Mahjouba´s own life has been long and often difficult. She was born in Agadir in 1951. She was married when she was 16 and then got responsible for her husband's three children from his earlier marriage. When she was pregnant with her third own child, she and her husband was in a car accident and he died. 24 years old, a widow and responsible for six children, she learned how Moroccan society treats single mothers and their babies.
In 1977, Mahjouba tried to candidate in the local elections to draw focus on women's rights. When this didn't succeed, she focused on education. She got a diploma as a secretary and she was the first women in southern Morocco (the second in the whole country) to get a bus driver's license, everything to increase her possibilities to get a work and to be able to support her children.
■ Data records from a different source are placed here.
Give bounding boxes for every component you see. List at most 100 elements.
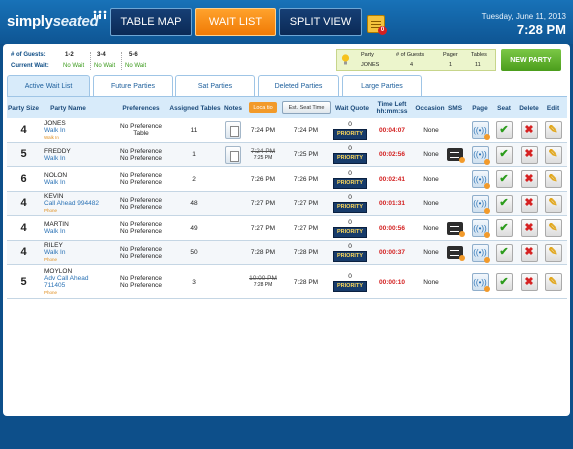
col-party-name[interactable]: Party Name <box>50 104 86 112</box>
col-preferences[interactable]: Preferences <box>122 104 160 112</box>
edit-pencil-icon[interactable]: ✎ <box>544 219 562 237</box>
time-left: 00:01:31 <box>378 200 406 207</box>
new-party-button[interactable]: NEW PARTY <box>501 49 561 71</box>
group-wait: No Wait <box>94 63 116 69</box>
sms-cell <box>444 216 466 240</box>
party-name-cell: FREDDY Walk In <box>44 143 114 167</box>
est-seat-time-button[interactable]: Est. Seat Time <box>282 101 331 114</box>
seat-checkmark-icon[interactable]: ✔ <box>495 194 513 213</box>
page-pager-icon[interactable]: ((•)) <box>471 121 490 140</box>
priority-button[interactable]: PRIORITY <box>333 128 367 140</box>
quote-value: 0 <box>348 145 352 152</box>
delete-x-icon[interactable]: ✖ <box>520 145 538 164</box>
col-party-size[interactable]: Party Size <box>7 104 40 112</box>
tables-header: Tables <box>471 52 487 58</box>
delete-x-icon[interactable]: ✖ <box>520 170 538 188</box>
est-seat-time: 7:26 PM <box>293 175 319 183</box>
waitlist-notification-icon[interactable]: 0 <box>367 15 387 35</box>
seat-checkmark-icon[interactable]: ✔ <box>495 170 513 188</box>
col-wait-quote[interactable]: Wait Quote <box>334 104 370 112</box>
seat-checkmark-icon[interactable]: ✔ <box>495 145 513 164</box>
quote-value: 0 <box>348 243 352 250</box>
people-logo-icon <box>93 10 107 19</box>
nav-table-map-button[interactable]: TABLE MAP <box>110 8 192 36</box>
table-row[interactable]: 6 NOLON Walk In No Preference No Preferen… <box>7 167 567 192</box>
priority-button[interactable]: PRIORITY <box>333 280 367 292</box>
edit-pencil-icon[interactable]: ✎ <box>544 243 562 262</box>
preferences: No Preference No Preference <box>113 167 169 191</box>
table-row[interactable]: 4 RILEY Walk In Phone No Preference No Pr… <box>7 240 567 265</box>
priority-button[interactable]: PRIORITY <box>333 202 367 213</box>
sms-icon[interactable] <box>447 148 465 163</box>
nav-split-view-button[interactable]: SPLIT VIEW <box>279 8 362 36</box>
seat-checkmark-icon[interactable]: ✔ <box>495 243 513 262</box>
delete-x-icon[interactable]: ✖ <box>520 219 538 237</box>
priority-button[interactable]: PRIORITY <box>333 177 367 189</box>
table-row[interactable]: 4 KEVIN Call Ahead 994482 Phone No Prefe… <box>7 191 567 216</box>
time-left: 00:02:56 <box>378 151 406 158</box>
sms-cell <box>444 143 466 167</box>
col-notes[interactable]: Notes <box>223 104 243 112</box>
time-value: 10:00 PM <box>249 275 277 282</box>
col-time-left[interactable]: Time Left hh:mm:ss <box>376 101 408 115</box>
priority-button[interactable]: PRIORITY <box>333 153 367 164</box>
tab-active-wait-list[interactable]: Active Wait List <box>7 75 90 97</box>
priority-button[interactable]: PRIORITY <box>333 226 367 238</box>
page-pager-icon[interactable]: ((•)) <box>471 170 490 189</box>
tab-sat-parties[interactable]: Sat Parties <box>175 75 255 96</box>
party-type: Walk In <box>44 179 66 186</box>
location-time: 10:00 PM 7:28 PM <box>247 265 279 299</box>
party-type: Walk In <box>44 154 66 162</box>
delete-x-icon[interactable]: ✖ <box>520 121 538 139</box>
tab-large-parties[interactable]: Large Parties <box>342 75 422 96</box>
seat-checkmark-icon[interactable]: ✔ <box>495 219 513 237</box>
pref-line: No Preference <box>120 282 162 289</box>
col-assigned-tables[interactable]: Assigned Tables <box>169 104 221 112</box>
occasion: None <box>423 175 439 183</box>
delete-x-icon[interactable]: ✖ <box>520 273 538 291</box>
notes-icon[interactable] <box>225 121 241 139</box>
edit-pencil-icon[interactable]: ✎ <box>544 170 562 188</box>
page-pager-icon[interactable]: ((•)) <box>471 243 490 263</box>
nav-wait-list-button[interactable]: WAIT LIST <box>195 8 276 36</box>
page-pager-icon[interactable]: ((•)) <box>471 194 490 214</box>
sms-icon[interactable] <box>447 246 465 261</box>
table-row[interactable]: 5 FREDDY Walk In No Preference No Prefere… <box>7 142 567 167</box>
time-left: 00:00:56 <box>378 224 406 232</box>
quote-value: 0 <box>348 194 352 201</box>
seat-checkmark-icon[interactable]: ✔ <box>495 273 513 291</box>
table-row[interactable]: 4 JONES Walk In Walk In No Preference Tab… <box>7 118 567 143</box>
edit-cell: ✎ <box>543 265 563 299</box>
page-pager-icon[interactable]: ((•)) <box>471 219 490 238</box>
app-logo: simplyseated <box>7 13 99 30</box>
assigned-tables: 2 <box>192 175 196 183</box>
est-seat-time: 7:25 PM <box>293 151 319 158</box>
table-row[interactable]: 5 MOYLON Adv Call Ahead 711405 Phone No … <box>7 265 567 299</box>
sms-cell <box>444 241 466 265</box>
sms-icon[interactable] <box>447 221 465 237</box>
delete-x-icon[interactable]: ✖ <box>520 194 538 213</box>
seat-checkmark-icon[interactable]: ✔ <box>495 121 513 139</box>
party-size: 4 <box>20 246 27 258</box>
tab-future-parties[interactable]: Future Parties <box>93 75 173 96</box>
priority-button[interactable]: PRIORITY <box>333 251 367 262</box>
party-name: MARTIN <box>44 221 69 228</box>
delete-x-icon[interactable]: ✖ <box>520 243 538 262</box>
delete-cell: ✖ <box>519 241 539 265</box>
page-pager-icon[interactable]: ((•)) <box>471 273 490 292</box>
location-button[interactable]: Loca tio <box>249 102 277 113</box>
pref-line: No Preference <box>120 221 162 228</box>
quote-value: 0 <box>348 218 352 226</box>
time-value: 7:28 PM <box>250 249 276 256</box>
edit-pencil-icon[interactable]: ✎ <box>544 121 562 139</box>
col-occasion[interactable]: Occasion <box>415 104 445 112</box>
page-pager-icon[interactable]: ((•)) <box>471 145 490 165</box>
notes-icon[interactable] <box>225 145 241 164</box>
edit-pencil-icon[interactable]: ✎ <box>544 145 562 164</box>
party-subtype: Walk In <box>44 134 59 140</box>
edit-pencil-icon[interactable]: ✎ <box>544 194 562 213</box>
guests-label: # of Guests: <box>11 52 46 58</box>
tab-deleted-parties[interactable]: Deleted Parties <box>258 75 339 96</box>
table-row[interactable]: 4 MARTIN Walk In No Preference No Prefere… <box>7 216 567 241</box>
edit-pencil-icon[interactable]: ✎ <box>544 273 562 291</box>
Through her hard work, Mahjouba managed to create a good life for herself and her children. In the late 80s she got a job at the Swiss humanitarian organization Terre des Hommes, which then were working in Agadir. Their work with children in distress affected her a lot. An idea started to grow - what if they also would try to create better conditions for the mothers of the children? A lot of children in Morocco are abandoned and end up in the streets. Mahjouba realized that this is a consequence of the living conditions for women in Morocco and society must break the taboos that surround these issues.
And in 2001, with the support of Terre des Hommes, Mahjouba was able to create her own organization, Oum El Banine, which helps both children and their mothers. The target group is pregnant, unmarried mothers. To become a mother before marriage is illegal in Morocco and it is a social taboo and a social stigma. These women are among the most excluded in Moroccan society. Without the support of organizations like Oum El Banine, the women would end up in the streets, if they even would have survived the pregnancy.
Mahjouba´s strong belief is that women should not be left alone with their problems and she has dedicated her life to improve women's living conditions in Morocco. This is achieved both through direct support for women in distress, but also with a more long-term goal, with information to women about their legal rights to create awareness, and also by participating in the debate aiming at creating changes to improve women's legal status.
In 2011, when Mahjouba turned 60, the plan was to retire. Instead, she started planning for something new, a new organization in Dcheira. And in 2012, Ahddane was born. Mahjouba is retired today, but she is still working full-time, or more, and is in charge of Ahddane.
Mahjouba Edbouche is today a well-known name in the Moroccan women's rights movement. Provocative according to some people, a role model and humanist with a big heart according to many others.